L’archevêque de Beira est intervenu en ligne lors d’une conférence de presse, appelant à « créer des conditions pour accueillir les personnes déplacées par les catastrophes de plus en plus nombreuses ». Il a décrit la situation de crise dans son pays, où les mouvements forcés « affaiblissent la communauté et le tissu social avec ses relations ».

« Tout est à reconstruire dans des lieux de réinstallation anonymes, loin de la ville, avec peu d’aides et seulement pour un temps déterminé, livrant à elles-mêmes les personnes plus fragiles et incapables de reconstruire leur vie », a-t-il déploré dans ce témoignage dont nous publions la traduction.

AKM

Intervention de Mgr Claudio Dalla Zuanna, S.C.I.

Avec presque 3000 km de côtes longeant l’Océan indien, le Mozambique est un pays qui a une certaine familiarité avec les tempêtes tropicales et les cyclones. Sa chance est d’avoir face à lui, comme un grand bouclier, l’île de Madagascar où, en rencontrant la terre ferme, les cyclones perdent de leur puissance de destruction. Seuls ceux qui s’introduisent dans le Canal du Mozambique, en contournant les extrémités de l’île, atteignent la longue côte mozambicaine, généralement au sud ou au nord de celle-ci. Les cyclones touchent rarement la zone centrale du pays où se trouve la ville de Beira. Mais cela a changé !

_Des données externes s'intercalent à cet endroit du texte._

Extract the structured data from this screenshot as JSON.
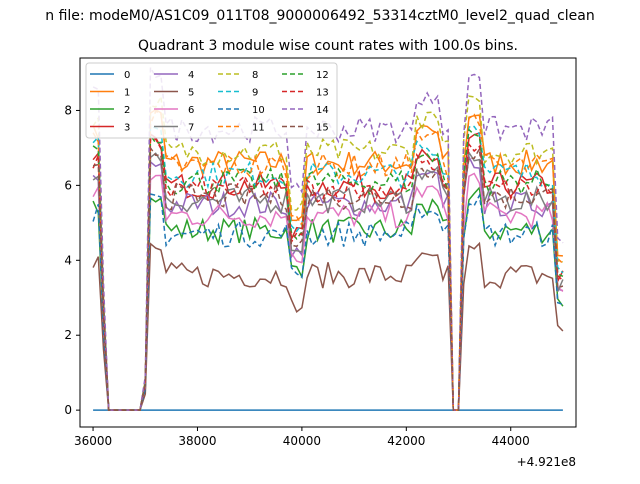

La température des eaux du Canal s’est considérablement élevée ces dernières années, permettant aux tempêtes tropicales et aux cyclones, qui n’épuisent pas leur force sur la terre ferme de Madagascar, de se recharger grâce à la forte évaporation et d’augmenter de catégorie en seulement deux jours, le temps habituellement nécessaire aux perturbations de ce type pour traverser les 400 km de mer et atteindre le Mozambique. S’il se trouve que, pour diverses raisons, la perturbation reste sur le Canal du Mozambique pendant 5 ou 6 jours, comme en mars 2019, un cyclone d’une force extraordinaire peut se déchaîner, comme cela fut le cas du cyclone Idai, le plus fort dont l’Afrique australe ait le souvenir. Ce cyclone a détruit 90% des bâtiments de la ville, rasant au sol les quartiers précaires de la périphérie, mais également arrachant le toit de la cathédrale qui n’avait jamais subi de dommages aussi graves pendant les cent années de son existence. L’hôpital de la ville, auquel s’adressent les plus ou moins 3 millions d’habitants de la région, de multiples institutions publiques, écoles et même la maison de l’évêque, ont eu leur toit arraché par les vents qui ont soufflé à plus de 200 km heures.

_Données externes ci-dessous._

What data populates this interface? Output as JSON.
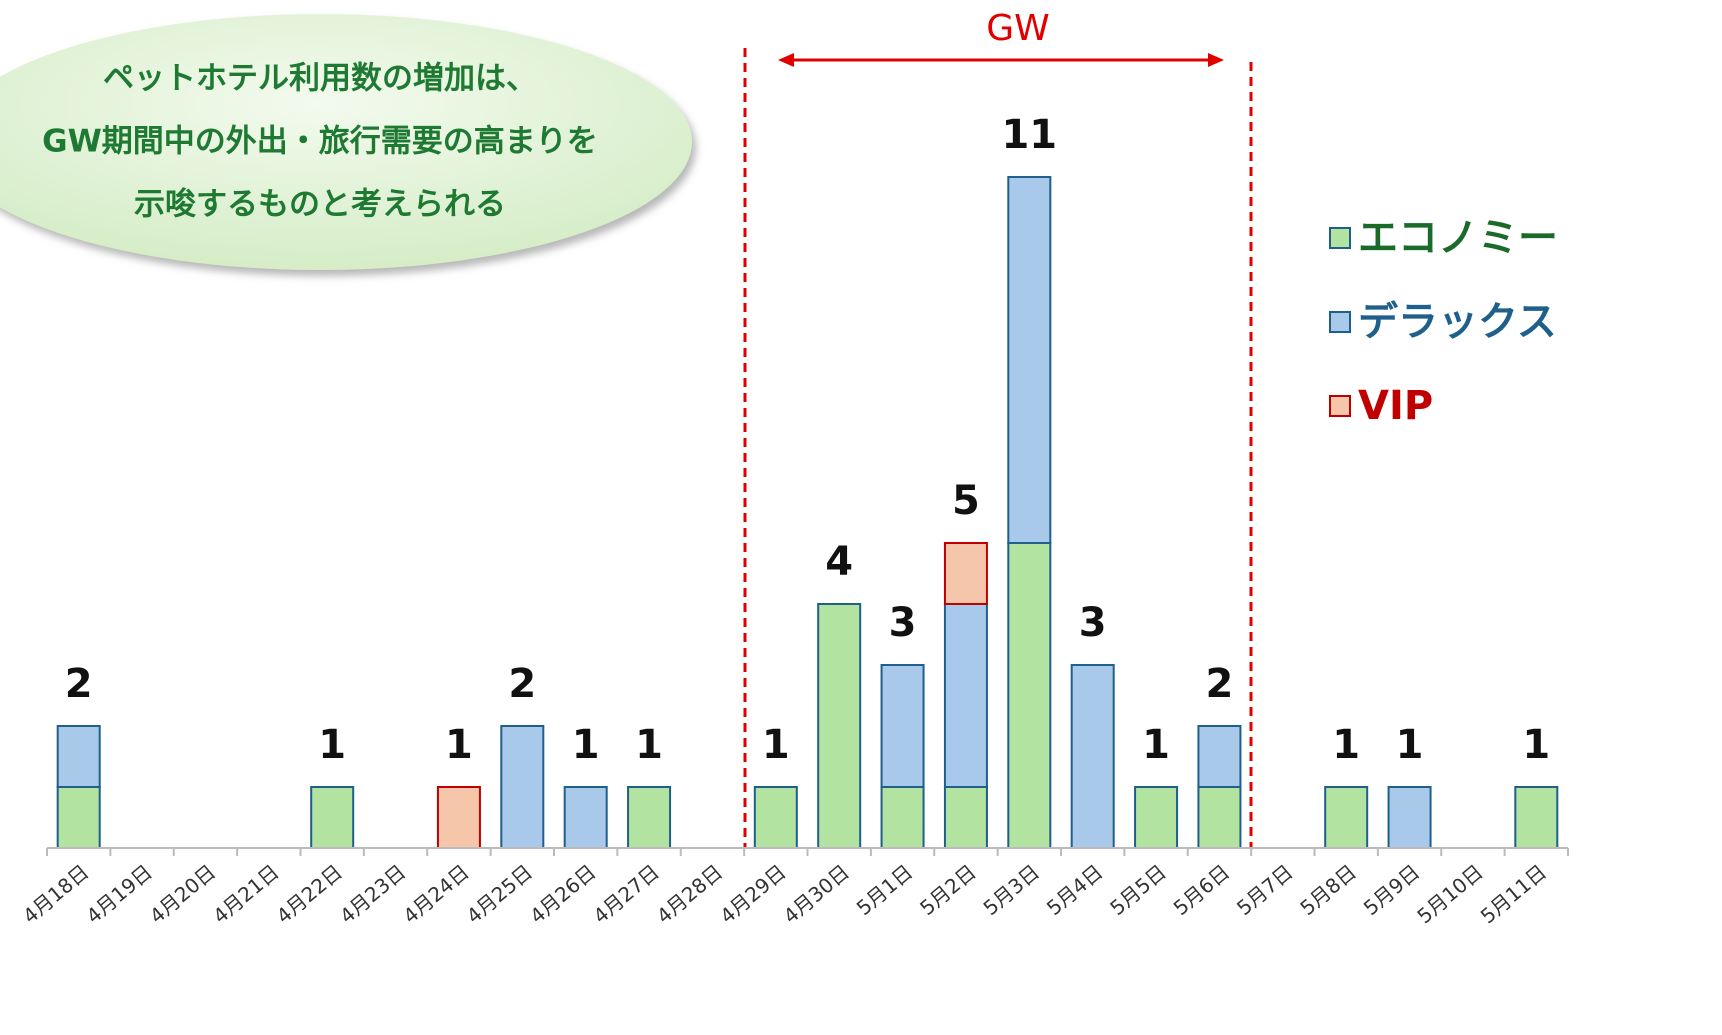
{
  "chart_data": {
    "type": "stacked_bar",
    "categories": [
      "4月18日",
      "4月19日",
      "4月20日",
      "4月21日",
      "4月22日",
      "4月23日",
      "4月24日",
      "4月25日",
      "4月26日",
      "4月27日",
      "4月28日",
      "4月29日",
      "4月30日",
      "5月1日",
      "5月2日",
      "5月3日",
      "5月4日",
      "5月5日",
      "5月6日",
      "5月7日",
      "5月8日",
      "5月9日",
      "5月10日",
      "5月11日"
    ],
    "series": [
      {
        "name": "エコノミー",
        "color": "#b3e3a0",
        "edge_color": "#1f5f8b",
        "text_color": "#1a6b2a",
        "values": [
          1,
          0,
          0,
          0,
          1,
          0,
          0,
          0,
          0,
          1,
          0,
          1,
          4,
          1,
          1,
          5,
          0,
          1,
          1,
          0,
          1,
          0,
          0,
          1
        ]
      },
      {
        "name": "デラックス",
        "color": "#a9c9ea",
        "edge_color": "#1f5f8b",
        "text_color": "#1f5f8b",
        "values": [
          1,
          0,
          0,
          0,
          0,
          0,
          0,
          2,
          1,
          0,
          0,
          0,
          0,
          2,
          3,
          6,
          3,
          0,
          1,
          0,
          0,
          1,
          0,
          0
        ]
      },
      {
        "name": "VIP",
        "color": "#f5c6aa",
        "edge_color": "#c00000",
        "text_color": "#c00000",
        "values": [
          0,
          0,
          0,
          0,
          0,
          0,
          1,
          0,
          0,
          0,
          0,
          0,
          0,
          0,
          1,
          0,
          0,
          0,
          0,
          0,
          0,
          0,
          0,
          0
        ]
      }
    ],
    "totals": [
      2,
      null,
      null,
      null,
      1,
      null,
      1,
      2,
      1,
      1,
      null,
      1,
      4,
      3,
      5,
      11,
      3,
      1,
      2,
      null,
      1,
      1,
      null,
      1
    ],
    "ylim": [
      0,
      13
    ],
    "legend": "right",
    "annotations": {
      "period": "GW",
      "callout": [
        "ペットホテル利用数の増加は、",
        "GW期間中の外出・旅行需要の高まりを",
        "示唆するものと考えられる"
      ]
    }
  }
}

Depuis mars 2019, la ville de Beira a été frappée par deux autres cyclones, le dernier datant du 23 janvier de cette année ; même s’ils étaient d’une force inférieure, ils ont laissé des traces de destruction. (La maison de l’évêque a eu une seconde fois son toit arraché). Trois cyclones en moins de deux ans sur la ville de Beira semblent avoir choisi de passer par la ville. Certaines études récentes ont montré que la température de la zone centrale du pays a augmenté au-delà de la moyenne nationale, qui est également en hausse, peut-être parce que la déforestation pour l’exportation de bois a été plus importante dans la région. (L’exportation de bois du Mozambique de ces dix dernières années a été supérieure à celle des 500 années précédentes). Cette élévation de la température pourrait être une des causes du passage de ces perturbations extrêmes par la zone centrale du pays.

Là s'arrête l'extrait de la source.